Answers will need to be grounded in the known science of relationship loss and the long-term effects of repeated trauma and grief. The society is generally much like our own, which means that you're just as likely to find drug abuse, bigotry, and violence in a given population as we might expect to see today. The one other factor that may be important to note is that, apart from the ships themselves carrying message traffic, there are no FTL communications in this universe.
This post was sourced from https://worldbuilding.stackexchange.com/q/123990. It is licensed under CC BY-SA 4.0.
1 answer
I don't think mental state matters very much at all to physical age.
As far as a world-building matter, for all the reason you state in your question; I would expect FTL travelers to not have any emotional ties at all with their planet-bound brethren.
They would be born on ship, fall in love on ship, marry and have children on ship. If all the ships spend the same number of minutes at FTL and at normal time, they will all age apparently the same.
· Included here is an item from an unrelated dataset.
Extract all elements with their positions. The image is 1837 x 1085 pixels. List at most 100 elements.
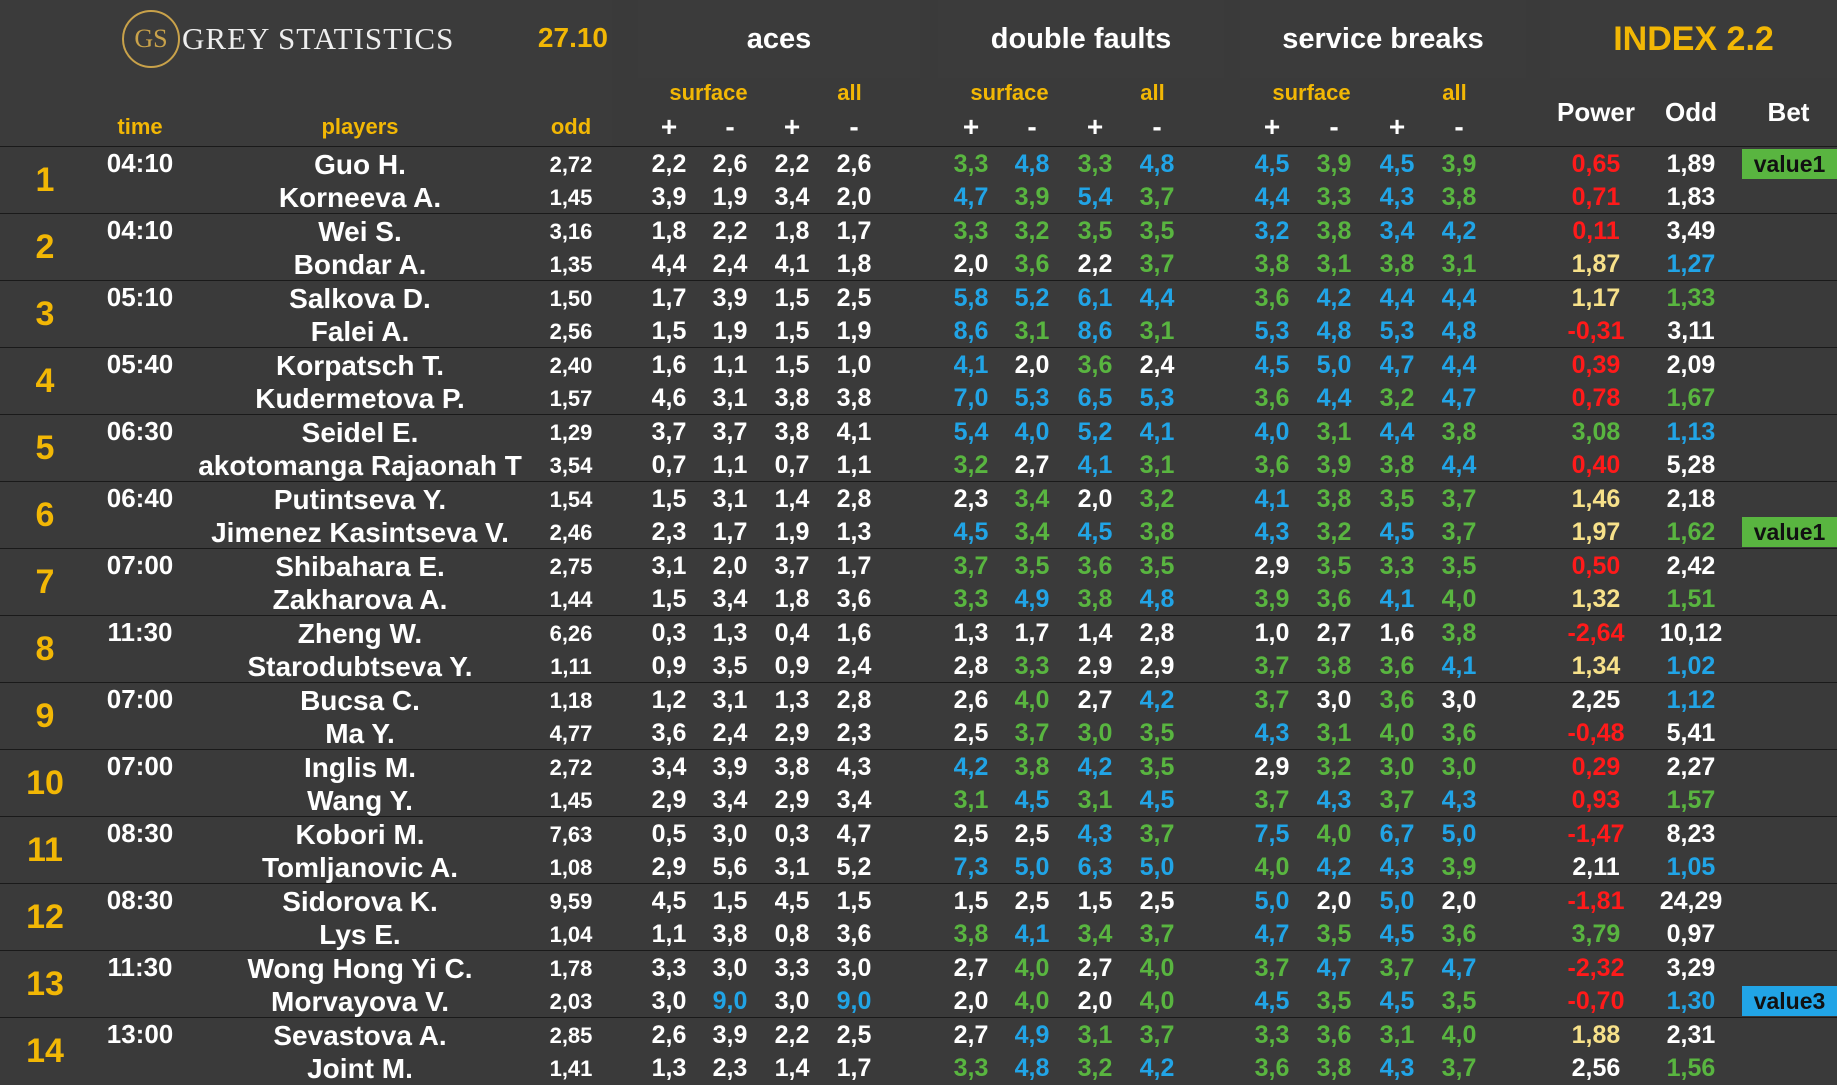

They would likely coordinate with each other to form an FTL culture, and get together periodically, particularly for finding mates. If their technology is good enough for FTL, it should be good enough for FTL communications, video, Internet, virtual reality, etc to sustain these relationships between ships, fleet-wide.
What happens to the planet plodders is of little concern to them socially, although any new tech, revolutions or wars would certainly be relayed to other ships for the nightly news. But for individuals: They would treat them as I treat any stranger I meet on a business trip, like a cab driver or fellow airplane passenger. Which for me is friendly and interested in their life, but also aware I will likely never see them again as long as I live. We each exist for the other in that moment, and part forever at "Nice to meet you, and good luck."
Every time they stop, your FTL crew are sailors on leave in a foreign port, and there is no home. The FTL ships are their home, and everybody they love, and everybody that loves them, is on one of these FTL ships.